Courtesy of Pam Martens.
As expected, shortly after 1:30 today the President appeared at a press conference to nominate his Chief of Staff and former budget director, Jacob (Jack) Lew as U.S. Treasury Secretary. Lew will face a Senate Confirmation process before he can assume the post. Outgoing Treasury Secretary, Timothy (Tim) Geithner, was present for the nomination and was lavishly praised by the President.
The President’s remarks revealed no hint that the U.S. Treasury, which auctions the government’s U.S. Treasury bills, notes and bonds through Wall Street firms, is dealing with one of the most intractable periods of corruption on Wall Street this nation has ever witnessed. As one of numerous examples coming to light of continuing frauds, a global cartel of banks, including at least two of Wall Street’s largest banks according to affidavits, have fleeced cities and municipalities across the country by rigging the benchmark Libor interest rate. The firms have also cheated millions of investors by trading on insider information as interest rates were rigged on exchange-traded interest rate futures contracts.

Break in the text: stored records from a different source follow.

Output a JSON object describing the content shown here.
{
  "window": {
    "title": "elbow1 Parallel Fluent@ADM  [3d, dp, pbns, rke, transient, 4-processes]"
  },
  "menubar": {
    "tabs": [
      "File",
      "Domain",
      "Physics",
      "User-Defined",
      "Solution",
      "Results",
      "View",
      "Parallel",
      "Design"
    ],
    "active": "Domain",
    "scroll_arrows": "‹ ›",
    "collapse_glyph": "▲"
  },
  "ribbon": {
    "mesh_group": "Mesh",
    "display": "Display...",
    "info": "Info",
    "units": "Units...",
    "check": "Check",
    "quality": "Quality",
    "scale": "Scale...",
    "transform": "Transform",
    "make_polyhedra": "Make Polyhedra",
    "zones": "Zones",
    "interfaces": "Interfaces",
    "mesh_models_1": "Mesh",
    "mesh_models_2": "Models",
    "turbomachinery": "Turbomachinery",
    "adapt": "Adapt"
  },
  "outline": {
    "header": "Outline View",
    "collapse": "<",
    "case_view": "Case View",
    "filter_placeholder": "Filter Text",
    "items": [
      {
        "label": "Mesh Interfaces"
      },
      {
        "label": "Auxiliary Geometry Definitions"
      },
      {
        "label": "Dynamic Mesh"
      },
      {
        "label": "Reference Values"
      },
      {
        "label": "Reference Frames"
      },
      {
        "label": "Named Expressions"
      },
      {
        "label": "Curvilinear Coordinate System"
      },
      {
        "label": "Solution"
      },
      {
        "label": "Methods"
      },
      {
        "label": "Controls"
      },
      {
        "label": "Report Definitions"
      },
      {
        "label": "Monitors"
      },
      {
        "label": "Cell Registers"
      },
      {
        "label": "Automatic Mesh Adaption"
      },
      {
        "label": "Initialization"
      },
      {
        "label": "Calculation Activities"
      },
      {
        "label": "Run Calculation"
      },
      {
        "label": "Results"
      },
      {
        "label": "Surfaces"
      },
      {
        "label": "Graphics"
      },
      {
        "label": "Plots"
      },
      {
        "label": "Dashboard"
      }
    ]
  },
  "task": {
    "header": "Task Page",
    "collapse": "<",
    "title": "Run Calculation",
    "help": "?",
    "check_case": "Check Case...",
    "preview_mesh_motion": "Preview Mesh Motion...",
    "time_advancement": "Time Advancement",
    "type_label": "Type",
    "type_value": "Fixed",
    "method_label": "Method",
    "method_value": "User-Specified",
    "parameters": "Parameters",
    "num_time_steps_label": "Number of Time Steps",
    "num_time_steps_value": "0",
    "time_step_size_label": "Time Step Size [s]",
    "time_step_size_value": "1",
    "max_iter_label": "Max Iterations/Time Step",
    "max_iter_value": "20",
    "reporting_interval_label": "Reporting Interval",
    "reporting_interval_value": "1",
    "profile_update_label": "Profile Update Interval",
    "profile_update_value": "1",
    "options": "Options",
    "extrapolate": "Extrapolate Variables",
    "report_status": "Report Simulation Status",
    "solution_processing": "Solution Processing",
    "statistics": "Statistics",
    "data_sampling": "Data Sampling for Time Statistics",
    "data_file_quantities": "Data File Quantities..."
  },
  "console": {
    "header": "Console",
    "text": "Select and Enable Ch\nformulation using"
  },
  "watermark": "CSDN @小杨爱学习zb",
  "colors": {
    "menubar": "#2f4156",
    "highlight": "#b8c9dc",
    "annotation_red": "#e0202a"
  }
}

One of the earliest men to become aware of the rate rigging was Geithner, then serving as President of the Federal Reserve Bank of New York. As we reported previously, Geithner testified before Congress that he reported his knowledge on Libor rate rigging to the President’s Working Group on Financial Markets. That was in 2008, under the administration of George W. Bush, and included the SEC, Commodity Futures Trading Commission (CFTC), Federal Reserve and Treasury. It did not include the U.S. Department of Justice (DOJ), the body with the power to bring a criminal investigation and prosecution. There are mountains of emails, affidavits and trading records showing a global conspiracy by banks against the public interest but there have been no prosecutions by the U.S. Department of Justice after four long years of regulatory scrutiny.
The praise bestowed upon Geithner by the President stands at extreme odds with the view of his government colleagues. Neil Barofsky, former Special Inspector General for TARP, portrayed Geithner as an evil genius in his book, Bailout. According to Barofsky, Geithner used the Home Affordable Modification Program (HAMP) to “foam the runways” for the banks, slowing down the foreclosure stream so the banks could stay afloat, with no genuine goal to help struggling families stay in their homes.
Sheila Bair, former head of the FDIC, paints an equally ominous picture of Geithner’s relationship with Citigroup in her book, Bull by the Horns. Geithner showered the insolvent firm with $2.5 trillion in Fed loans, taxpayer capital, and asset guarantees.